COVID has had a serious impact on many people’s ability to stay afloat financially. One of the biggest challenges is the ability to pay for housing.
“The need (for assistance) is overwhelming,” Carmen Lorentz, executive director of Lakes Region Community Developers told U.S. Sen. Jeanne Shaheen, during a listening session hosted by the agency. “There is demand at all levels — low income, and moderate income,” Lorentz said.
A big part of the problem is that it can take months to get money to help people impacted by COVID to stay in their homes or apartments, even when those people qualify for help.
“It’s taking longer for assistance to reach those who need it,” Lorentz told the senator as she explained some of the hurdles that those applying for assistance can face as they navigate the system.
Payments were being made timely up until November but the process has slowed down significantly since then, she said.
“There are some who applied in November who are still waiting,” Lorentz said, adding she was unsure whether the delay is due to bureaucracy or because of the surge caused by the Omicron variant.
Shaheen said the state should be taking steps so that those who qualify for help get the assistance faster that is the case now.
“My concern is the money hasn’t gone out as quickly as it needs to,” the senator said. “??We need to get that money out the door and if there are changes that need to be made, we should do that. But let's work together.”
Lorentz said COVID has been especially hard on those who do not have the option to work remotely, and so if they have tested positive for the virus, or have been exposed to someone who has, then they have to miss work and so do not get paid.
When that happens, people fall behind, not with just their rent, but other expenses as well — utility bills and car payments, Lorentz said.
“They get behind in everything,” she said.
Shaheen said she is troubled that people are having trouble obtaining assistance through the state when there are ample funds available. She said the state currently has $680 million in unobligated federal funding that has not been used.

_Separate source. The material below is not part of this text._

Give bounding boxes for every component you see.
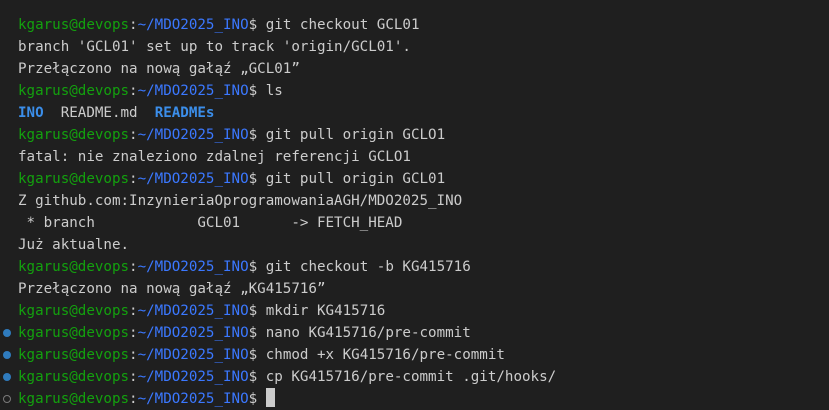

Gov. Chris Sununu believes that the federal government should give states more flexibility how how it uses the COVID relief funds for rental assistance — not just to pay for security deposits, late fees, but to support affordable housing as well.
“(W)e believe this funding will have a much greater and longer-term positive impact on the state's working families if we are allowed to invest in our most critical housing related expense - the increase in building costs due to the pandemic," Sununu wrote Treasury Secretary Janet Yellen. "The housing shortage continues to put upward pressure on rents, further limiting affordable housing options for Granite Staters."
Since it launched last March,?New Hampshire Emergency Rental Assistance Program has expended $66 million to help more than 9,000 New Hampshire households remain in their homes by making payments to property owners and utility companies, according to the New Hampshire Housing Finance Authority.
Lorentz said that since January of last year, about $250,000 in rental assistance has been provided to Community Developer clients who have qualified.